Playing in Manhattan’s West End Theater, it’s a compilation of 11 Chekhov short stories, 10 of which are just one-acts, short scenes with a handful of characters. The Russian doctor wrote more than two hundred stories—perhaps more than eight hundred—and with this astonishing figure in mind, you might think a director would cherry-pick interesting tales with a common theme or motif. Instead, the Muscovite Aleksey Burago makes a strange selection, including impenetrable stories like “A Little Joke” and “Minds in Ferment.”
The nine actors are another motley crew: a few hail from Russia, others from Italy, another from France. The result is a hodgepodge of accents, dialects, and theatrical styles. Delightful, in moments. (Unexpected props, like a sputtering rain machine and a red-eyed mechanical dove, complement this absurdity.) Still, some actors can’t control the show’s volume, and My Uncle Chekhov has too many ear-splitting shrieks and inaudible whispers.

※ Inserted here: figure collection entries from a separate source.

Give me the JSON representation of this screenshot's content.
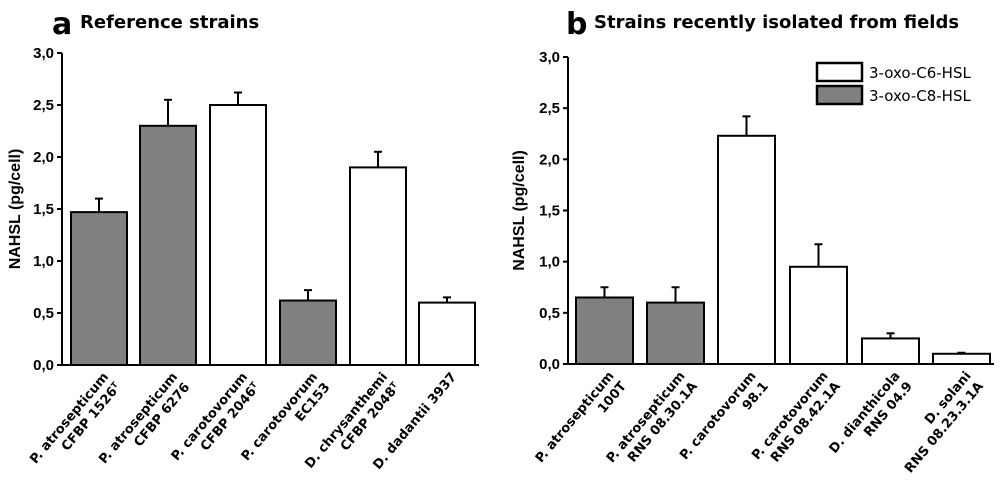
{
  "colors": {
    "3-oxo-C6-HSL": "#ffffff",
    "3-oxo-C8-HSL": "#808080"
  },
  "chart_data": [
    {
      "type": "bar",
      "panel_letter": "a",
      "title": "Reference strains",
      "ylabel": "NAHSL (pg/cell)",
      "xlabel": "",
      "ylim": [
        0,
        3.0
      ],
      "yticks": [
        "0,0",
        "0,5",
        "1,0",
        "1,5",
        "2,0",
        "2,5",
        "3,0"
      ],
      "grid": false,
      "categories": [
        {
          "species": "P. atrosepticum",
          "strain": "CFBP 1526",
          "sup": "T"
        },
        {
          "species": "P. atrosepticum",
          "strain": "CFBP 6276",
          "sup": ""
        },
        {
          "species": "P. carotovorum",
          "strain": "CFBP 2046",
          "sup": "T"
        },
        {
          "species": "P. carotovorum",
          "strain": "EC153",
          "sup": ""
        },
        {
          "species": "D. chrysanthemi",
          "strain": "CFBP 2048",
          "sup": "T"
        },
        {
          "species": "D. dadantii 3937",
          "strain": "",
          "sup": ""
        }
      ],
      "values": [
        1.47,
        2.3,
        2.5,
        0.62,
        1.9,
        0.6
      ],
      "error_upper": [
        1.6,
        2.55,
        2.62,
        0.72,
        2.05,
        0.65
      ],
      "series_of_bar": [
        "3-oxo-C8-HSL",
        "3-oxo-C8-HSL",
        "3-oxo-C6-HSL",
        "3-oxo-C8-HSL",
        "3-oxo-C6-HSL",
        "3-oxo-C6-HSL"
      ]
    },
    {
      "type": "bar",
      "panel_letter": "b",
      "title": "Strains recently isolated from fields",
      "ylabel": "NAHSL (pg/cell)",
      "xlabel": "",
      "ylim": [
        0,
        3.0
      ],
      "yticks": [
        "0,0",
        "0,5",
        "1,0",
        "1,5",
        "2,0",
        "2,5",
        "3,0"
      ],
      "grid": false,
      "legend": {
        "position": "top-right",
        "entries": [
          "3-oxo-C6-HSL",
          "3-oxo-C8-HSL"
        ]
      },
      "categories": [
        {
          "species": "P. atrosepticum",
          "strain": "100T",
          "sup": ""
        },
        {
          "species": "P. atrosepticum",
          "strain": "RNS 08.30.1A",
          "sup": ""
        },
        {
          "species": "P. carotovorum",
          "strain": "98.1",
          "sup": ""
        },
        {
          "species": "P. carotovorum",
          "strain": "RNS 08.42.1A",
          "sup": ""
        },
        {
          "species": "D. dianthicola",
          "strain": "RNS 04.9",
          "sup": ""
        },
        {
          "species": "D. solani",
          "strain": "RNS 08.23.3.1A",
          "sup": ""
        }
      ],
      "values": [
        0.65,
        0.6,
        2.23,
        0.95,
        0.25,
        0.1
      ],
      "error_upper": [
        0.75,
        0.75,
        2.42,
        1.17,
        0.3,
        0.11
      ],
      "series_of_bar": [
        "3-oxo-C8-HSL",
        "3-oxo-C8-HSL",
        "3-oxo-C6-HSL",
        "3-oxo-C6-HSL",
        "3-oxo-C6-HSL",
        "3-oxo-C6-HSL"
      ]
    }
  ]
}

Most scenes bear little resemblance to Chekhov’s canonical plays, for obvious reasons. A story is a living thing, with organs working together: dialogue, narration, description, etc. But Burago takes a knife to these creatures, carving the dialogue out of the whole. Surgery is a delicate task, and not every tale survives the ordeal. “Minds in Ferment” lies lifeless, for instance, a corpse on the stage. The actors don’t move, and the plot has no logic.
The eleventh, central story is chopped up into segments, interludes between the ten one-acts. “The Darling” is one of Chekhov’s best works, and it bristles with tension, the pull between humor and pathos. Olenka (Di Zhu) is the titular “Darling,” a lovely young woman who parrots her husband’s beliefs. When he dies, she marries again and adopts a new rhetoric. On the one hand, Olenka’s shifting convictions are comedic gold. On the other, Chekhov writes:
When she had Kukin, or Pustovalov, or the veterinary surgeon [her husbands and lovers], Olenka could explain everything, and give her opinion about anything you like, but now there was the same emptiness in her brain and in her heart as there was in her yard outside. And it was as harsh and as bitter as wormwood in the mouth.

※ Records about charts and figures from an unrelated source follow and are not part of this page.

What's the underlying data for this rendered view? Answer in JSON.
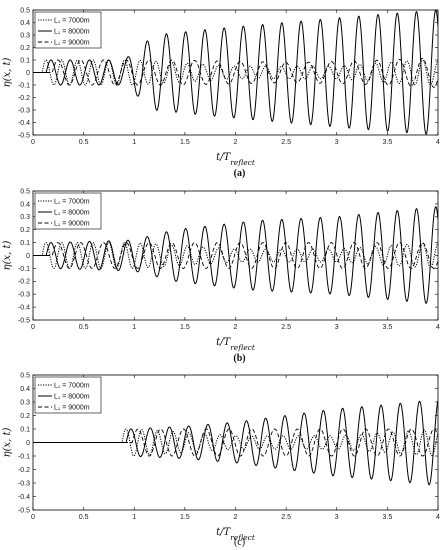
{
  "chart_data": [
    {
      "type": "line",
      "caption": "(a)",
      "xlabel": "t/T_reflect",
      "ylabel": "η(x, t)",
      "xlim": [
        0,
        4
      ],
      "ylim": [
        -0.5,
        0.5
      ],
      "xticks": [
        "0",
        "0.5",
        "1",
        "1.5",
        "2",
        "2.5",
        "3",
        "3.5",
        "4"
      ],
      "yticks": [
        "0.5",
        "0.4",
        "0.3",
        "0.2",
        "0.1",
        "0",
        "-0.1",
        "-0.2",
        "-0.3",
        "-0.4",
        "-0.5"
      ],
      "grid": false,
      "legend": "top-left",
      "series": [
        {
          "name": "L₁ = 7000m",
          "style": "dotted",
          "amplitude_points": [
            [
              0.1,
              0.1
            ],
            [
              1.0,
              0.1
            ],
            [
              2.0,
              0.05
            ],
            [
              3.0,
              0.05
            ],
            [
              3.8,
              0.1
            ],
            [
              4.0,
              0.1
            ]
          ]
        },
        {
          "name": "L₁ = 8000m",
          "style": "solid",
          "amplitude_points": [
            [
              0.2,
              0.1
            ],
            [
              0.9,
              0.1
            ],
            [
              1.2,
              0.3
            ],
            [
              1.8,
              0.35
            ],
            [
              2.5,
              0.4
            ],
            [
              3.2,
              0.45
            ],
            [
              4.0,
              0.5
            ]
          ]
        },
        {
          "name": "L₁ = 9000m",
          "style": "dashed",
          "amplitude_points": [
            [
              0.25,
              0.1
            ],
            [
              1.0,
              0.1
            ],
            [
              1.4,
              0.1
            ],
            [
              2.6,
              0.08
            ],
            [
              3.5,
              0.1
            ],
            [
              4.0,
              0.12
            ]
          ]
        }
      ]
    },
    {
      "type": "line",
      "caption": "(b)",
      "xlabel": "t/T_reflect",
      "ylabel": "η(x, t)",
      "xlim": [
        0,
        4
      ],
      "ylim": [
        -0.5,
        0.5
      ],
      "xticks": [
        "0",
        "0.5",
        "1",
        "1.5",
        "2",
        "2.5",
        "3",
        "3.5",
        "4"
      ],
      "yticks": [
        "0.5",
        "0.4",
        "0.3",
        "0.2",
        "0.1",
        "0",
        "-0.1",
        "-0.2",
        "-0.3",
        "-0.4",
        "-0.5"
      ],
      "grid": false,
      "legend": "top-left",
      "series": [
        {
          "name": "L₁ = 7000m",
          "style": "dotted",
          "amplitude_points": [
            [
              0.1,
              0.1
            ],
            [
              1.0,
              0.1
            ],
            [
              2.0,
              0.05
            ],
            [
              3.0,
              0.05
            ],
            [
              4.0,
              0.1
            ]
          ]
        },
        {
          "name": "L₁ = 8000m",
          "style": "solid",
          "amplitude_points": [
            [
              0.2,
              0.1
            ],
            [
              1.0,
              0.12
            ],
            [
              1.4,
              0.2
            ],
            [
              2.2,
              0.27
            ],
            [
              3.0,
              0.3
            ],
            [
              4.0,
              0.38
            ]
          ]
        },
        {
          "name": "L₁ = 9000m",
          "style": "dashed",
          "amplitude_points": [
            [
              0.25,
              0.1
            ],
            [
              1.0,
              0.1
            ],
            [
              2.0,
              0.1
            ],
            [
              3.0,
              0.1
            ],
            [
              4.0,
              0.1
            ]
          ]
        }
      ]
    },
    {
      "type": "line",
      "caption": "(c)",
      "xlabel": "t/T_reflect",
      "ylabel": "η(x, t)",
      "xlim": [
        0,
        4
      ],
      "ylim": [
        -0.5,
        0.5
      ],
      "xticks": [
        "0",
        "0.5",
        "1",
        "1.5",
        "2",
        "2.5",
        "3",
        "3.5",
        "4"
      ],
      "yticks": [
        "0.5",
        "0.4",
        "0.3",
        "0.2",
        "0.1",
        "0",
        "-0.1",
        "-0.2",
        "-0.3",
        "-0.4",
        "-0.5"
      ],
      "grid": false,
      "legend": "top-left",
      "series": [
        {
          "name": "L₁ = 7000m",
          "style": "dotted",
          "amplitude_points": [
            [
              1.0,
              0.1
            ],
            [
              2.0,
              0.05
            ],
            [
              3.0,
              0.05
            ],
            [
              4.0,
              0.1
            ]
          ]
        },
        {
          "name": "L₁ = 8000m",
          "style": "solid",
          "amplitude_points": [
            [
              0.95,
              0.1
            ],
            [
              1.5,
              0.12
            ],
            [
              2.0,
              0.15
            ],
            [
              2.5,
              0.2
            ],
            [
              3.0,
              0.25
            ],
            [
              3.5,
              0.28
            ],
            [
              4.0,
              0.32
            ]
          ]
        },
        {
          "name": "L₁ = 9000m",
          "style": "dashed",
          "amplitude_points": [
            [
              1.0,
              0.1
            ],
            [
              2.0,
              0.1
            ],
            [
              3.0,
              0.1
            ],
            [
              4.0,
              0.1
            ]
          ]
        }
      ]
    }
  ]
}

Burago doesn’t tackle despair; instead, he grafts uncomfortable sex scenes onto the story. And while the slapstick humor is sometimes successful, it doesn’t do the tale justice.

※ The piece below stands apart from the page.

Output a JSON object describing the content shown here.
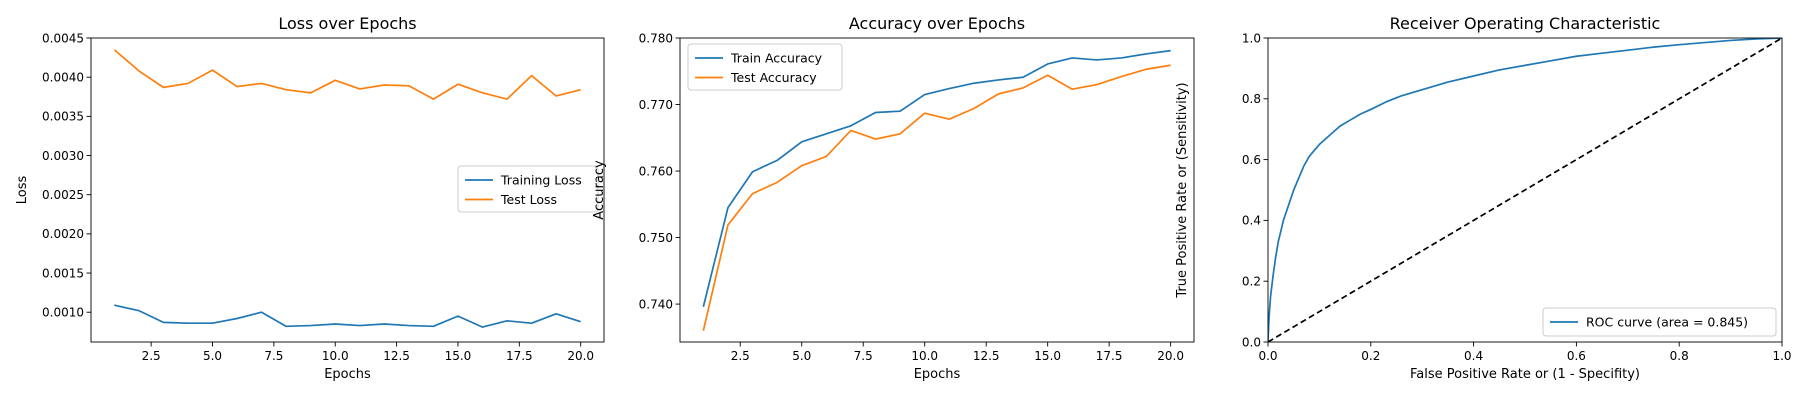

In his note to the audience, Burago writes: “Chekhov is an uncle I wish I had.” (Hence the show’s title.) He goes on to call him “a man who looked at the world with a sense of humor.” In other words: Were I to ask Burago about the infamous watermelon, he would chuckle, not weep. And once again, I would furrow my brow. This discrepancy—between the cheery take on a text and the gloomy one—is unsettling, yes, but it’s also productive. We pause for a second; we reevaluate our beliefs; we see that some were just dogma. In brief, we’re all operating under faulty assumptions, with incomplete information. We’re all a little like Olenka.